We occasionally see this (namely, the difference between a plain and gzip response), though not quite this bad or frequently. Unfortunately when this happens, it seems to be mostly out of our control and instead an issue with our CDN.

One thing Bandersnatch could do is purge the cache itself if it suspects the cache is stale, by issuing an XPURGE to the stale endpoint. This would clear both the plain and the gzipped cache.

Xcelled commented 5 years ago

@di can anyone purge the cache? If so I can add that to our codebase so we stop busting caches unneededly.

di commented 5 years ago

@Xcelled Yup, anyone can issue an XPURGE to any PyPI page or endpoint (except for XML-RPC).

Xcelled commented 5 years ago

I can make a PR for this as well.

cooperlees commented 5 years ago

Awesome. This sounds much cleaner. Once we merge this I’ll stop being lazy and release 3.0 to PyPI too. Thanks all!

dstufft commented 5 years ago

I would prefer it if clients did not purge PyPI itself. This should generally be treated as a bug in PyPI not something for bandersnatch to take care of.

Xcelled commented 5 years ago

@dstufft is client purging something we can do in the short term until PyPI is fixed? I'm just offering the perspective of a user here: we need bandersnatch to work and the cache problems are significant.

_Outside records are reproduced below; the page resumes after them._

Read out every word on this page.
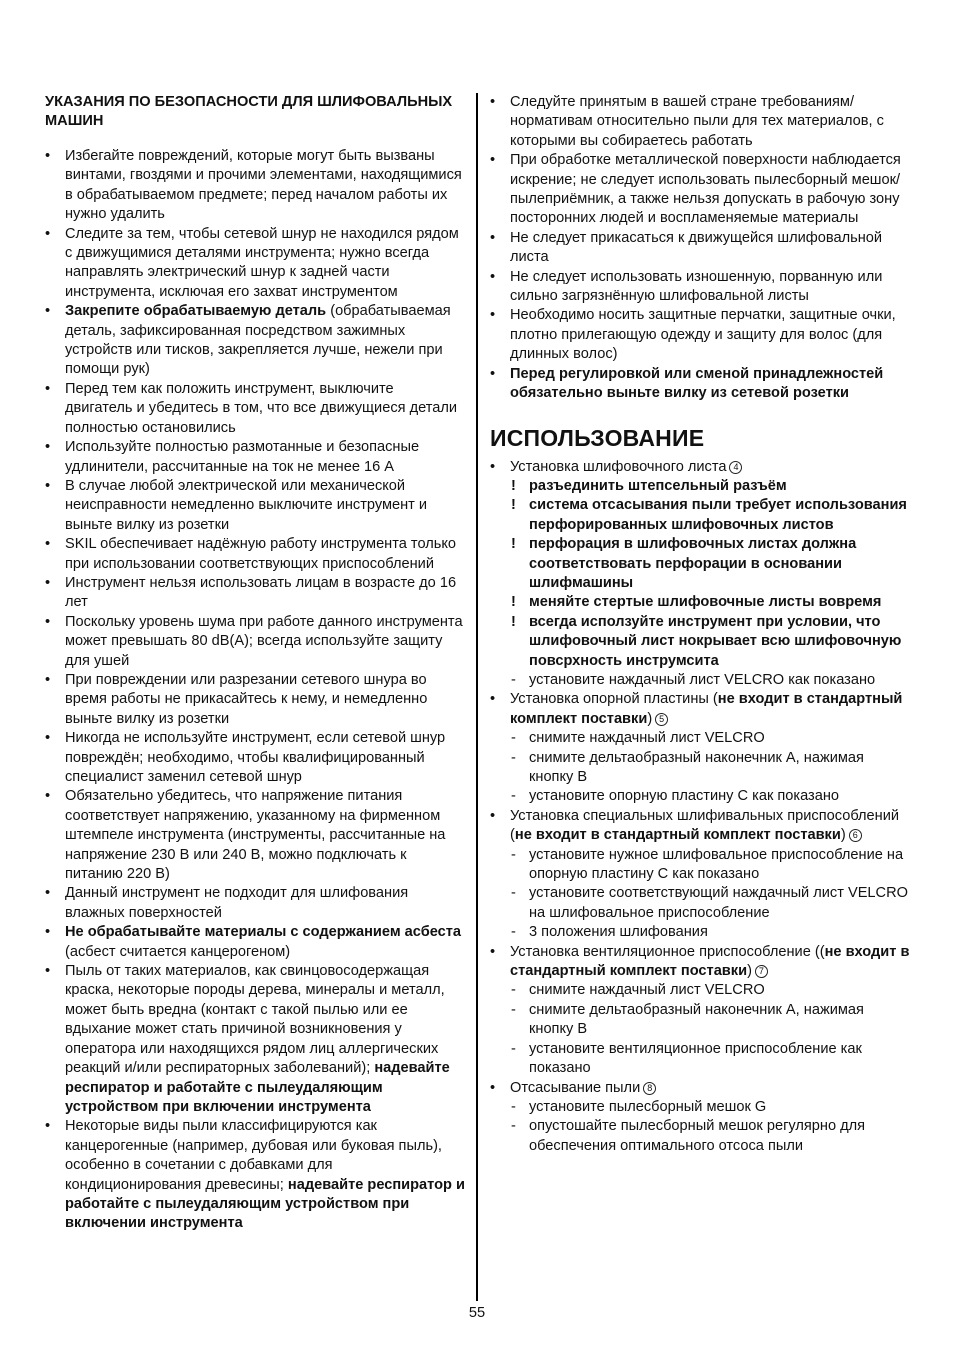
УКАЗАНИЯ ПО БЕЗОПАСНОСТИ ДЛЯ ШЛИФОВАЛЬНЫХ МАШИН
• Избегайте повреждений, которые могут быть вызваны винтами, гвоздями и прочими элементами, находящимися в обрабатываемом предмете; перед началом работы их нужно удалить
• Следите за тем, чтобы сетевой шнур не находился рядом с движущимися деталями инструмента; нужно всегда направлять электрический шнур к задней части инструмента, исключая его захват инструментом
• Закрепите обрабатываемую деталь (обрабатываемая деталь, зафиксированная посредством зажимных устройств или тисков, закрепляется лучше, нежели при помощи рук)
• Перед тем как положить инструмент, выключите двигатель и убедитесь в том, что все движущиеся детали полностью остановились
• Используйте полностью размотанные и безопасные удлинители, рассчитанные на ток не менее 16 А
• В случае любой электрической или механической неисправности немедленно выключите инструмент и выньте вилку из розетки
• SKIL обеспечивает надёжную работу инструмента только при использовании соответствующих приспособлений
• Инструмент нельзя использовать лицам в возрасте до 16 лет
• Поскольку уровень шума при работе данного инструмента может превышать 80 dB(A); всегда используйте защиту для ушей
• При повреждении или разрезании сетевого шнура во время работы не прикасайтесь к нему, и немедленно выньте вилку из розетки
• Никогда не используйте инструмент, если сетевой шнур повреждён; необходимо, чтобы квалифицированный специалист заменил сетевой шнур
• Обязательно убедитесь, что напряжение питания соответствует напряжению, указанному на фирменном штемпеле инструмента (инструменты, рассчитанные на напряжение 230 В или 240 В, можно подключать к питанию 220 В)
• Данный инструмент не подходит для шлифования влажных поверхностей
• Не обрабатывайте материалы с содержанием асбеста (асбест считается канцерогеном)
• Пыль от таких материалов, как свинцовосодержащая краска, некоторые породы дерева, минералы и металл, может быть вредна (контакт с такой пылью или ее вдыхание может стать причиной возникновения у оператора или находящихся рядом лиц аллергических реакций и/или респираторных заболеваний); надевайте респиратор и работайте с пылеудаляющим устройством при включении инструмента
• Некоторые виды пыли классифицируются как канцерогенные (например, дубовая или буковая пыль), особенно в сочетании с добавками для кондиционирования древесины; надевайте респиратор и работайте с пылеудаляющим устройством при включении инструмента
• Следуйте принятым в вашей стране требованиям/ нормативам относительно пыли для тех материалов, с которыми вы собираетесь работать
• При обработке металлической поверхности наблюдается искрение; не следует использовать пылесборный мешок/пылеприёмник, а также нельзя допускать в рабочую зону посторонних людей и воспламеняемые материалы
• Не следует прикасаться к движущейся шлифовальной листа
• Не следует использовать изношенную, порванную или сильно загрязнённую шлифовальной листы
• Необходимо носить защитные перчатки, защитные очки, плотно прилегающую одежду и защиту для волос (для длинных волос)
• Перед регулировкой или сменой принадлежностей обязательно выньте вилку из сетевой розетки
ИСПОЛЬЗОВАНИЕ
• Установка шлифовочного листа 4
! разъединить штепсельный разъём
! система отсасывания пыли требует использования перфорированных шлифовочных листов
! перфорация в шлифовочных листах должна соответствовать перфорации в основании шлифмашины
! меняйте стертые шлифовочные листы вовремя
! всегда исползуйте инструмент при условии, что шлифовочный лист нокрывает всю шлифовочную повсрхность инструмсита
- установите наждачный лист VELCRO как показано
• Установка опорной пластины (не входит в стандартный комплект поставки) 5
- снимите наждачный лист VELCRO
- снимите дельтаобразный наконечник A, нажимая кнопку B
- установите опорную пластину C как показано
• Установка специальных шлифивальных приспособлений (не входит в стандартный комплект поставки) 6
- установите нужное шлифовальное приспособление на опорную пластину C как показано
- установите соответствующий наждачный лист VELCRO на шлифовальное приспособление
- 3 положения шлифования
• Установка вентиляционное приспособление ((не входит в стандартный комплект поставки) 7
- снимите наждачный лист VELCRO
- снимите дельтаобразный наконечник A, нажимая кнопку B
- установите вентиляционное приспособление как показано
• Отсасывание пыли 8
- установите пылесборный мешок G
- опустошайте пылесборный мешок регулярно для обеспечения оптимального отсоса пыли
55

dstufft commented 5 years ago

Eh, I mean technically yes? My main concern with working around it in Bandersnatch is that we otherwise likely won’t even know it’s broken if Bandersnatch is just “fixing” It for us by issuing the purge. We’ll just have degraded performance on requests that we won’t otherwise notice.

On Oct 17, 2018, at 5:44 PM, Megan Ketelaar notifications@github.com wrote:

@dstufft https://github.com/dstufft is client purging something we can do in the short term until PyPI is fixed? I'm just offering the perspective of a user here: we need bandersnatch to work and the cache problems are significant.

— You are receiving this because you were mentioned. Reply to this email directly, view it on GitHub https://github.com/pypa/bandersnatch/issues/56#issuecomment-430800685, or mute the thread https://github.com/notifications/unsubscribe-auth/AAI6O6AXFH7x8DV2cPd2IM7ILvChaLRmks5ul6TWgaJpZM4XiXei.

cooperlees commented 5 years ago

I feel ya @dstufft - I’ve opened https://github.com/pypa/warehouse/issues/4892 so that we can follow up debugging and removing this.

Can we somehow get more logging about how often Bandersnatch is hitting this and then think about how from this we will try and debug why requests is hitting this ... Lets discuss on the warehouse issue and I’ll keep this open until we remove the #57 hack.